The following exchange took place at Questions today in the House of Commons.
Simon Hughes (Bermondsey and Old Southwark) (LD): What assessment the Church Commissioners have made of the likelihood of the Church of England making a decision on women bishops in 2012.
Mr Ben Bradshaw (Exeter) (Lab): What recent discussions the Church Commissioners have had with Church of England bishops on the Women Bishops Measure.
Sir Tony Baldry: The General Synod will resume on 20 November the final approval debate on the legislation to enable women to become bishops. I will be voting for the Measure, and I hope and pray that at least two thirds of the members of every house of the General Synod will vote to ensure that, at last, we can have women bishops in the Church of England.
Simon Hughes: The message I hope this House will send via my hon Friend to the Synod is that not only do we want the Synod to make a final decision this month that clearly says women can be bishops in the Church of England, as a legacy of the outgoing archbishop and as a tribute to his work, but we need the Church of England to catch up into the 21st century if it is to do a good job for everybody. I hope that there is no more shilly-shallying, that the Synod gets on with it and that we get a clear decision so that we can move to having women bishops.
Sir Tony Baldry: I entirely agree with my right hon Friend. May I commend to his attention, and to that of other right hon and hon Members, an article written by the Archbishop of Canterbury in last week’s Church Times, which is available in the Library? He stated that
“a Church that ordains women as priests, but not as bishops, is stuck with a real anomaly, one that introduces an unclarity into what we are saying about baptism and about the absorption of the Church in the priestly self-giving of Jesus Christ.”
We have been waiting far too long to enable women to become bishops in the Church of England-now is the time to take action and resolve this issue, once and for all.
Mr Bradshaw: In his conversations with the bishops, will the hon Gentleman tell them that just because House of Lords reform has been abandoned they should not feel any less pressure to do this and that a failure to agree a Measure that gives women bishops equal status with male bishops would still lead to a severe constitutional crisis between Church and state?
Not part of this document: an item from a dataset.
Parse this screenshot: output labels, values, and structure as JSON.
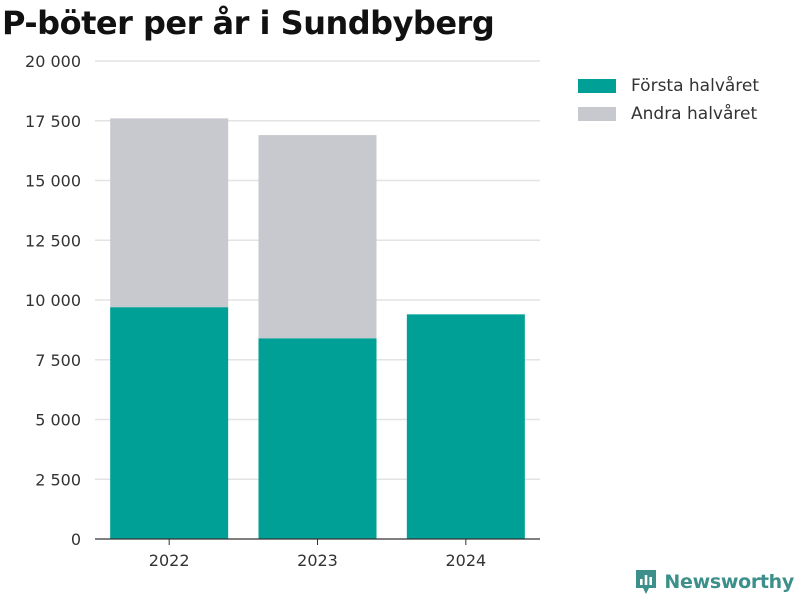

Sir Tony Baldry: In fairness, I think that the House of Bishops recognises that, and when it met last it amended the Measure in a way that should commend support. Indeed, the bishops took a lead on that from the Archbishop of Canterbury, who, in the same article, made it clear that he thought the ordination or consecration of women as bishops was good for the whole world. He said:
“It is good news for the world we live in, which needs the unequivocal affirmation of a dignity given equally to all by God in creation and redemption-and can now, we hope, see more clearly that the Church is not speaking a language completely remote from its own most generous and just instincts.”
There is clear leadership from the House of Bishops and from the archbishops that we now need to consecrate women bishops.
Miss Anne McIntosh (Thirsk and Malton) (Con): I hope that a strong message will go out from this House that we support women bishops and that the next Archbishop of Canterbury will be drawn from the widest possible church in this regard.
Sir Tony Baldry: I am sure that that message will be heard by the General Synod.
John Cryer (Leyton and Wanstead) (Lab): The Church has spent many years avoiding this issue, so if the Synod fails to do the right thing, what does the hon Gentleman think the consequences will be for the future of the Church of England?
Sir Tony Baldry: I think that the consequences for the Church of England will be very grim indeed. I hope that the General Synod, and those who might be tempted to vote against this Measure in it, will reflect on that point.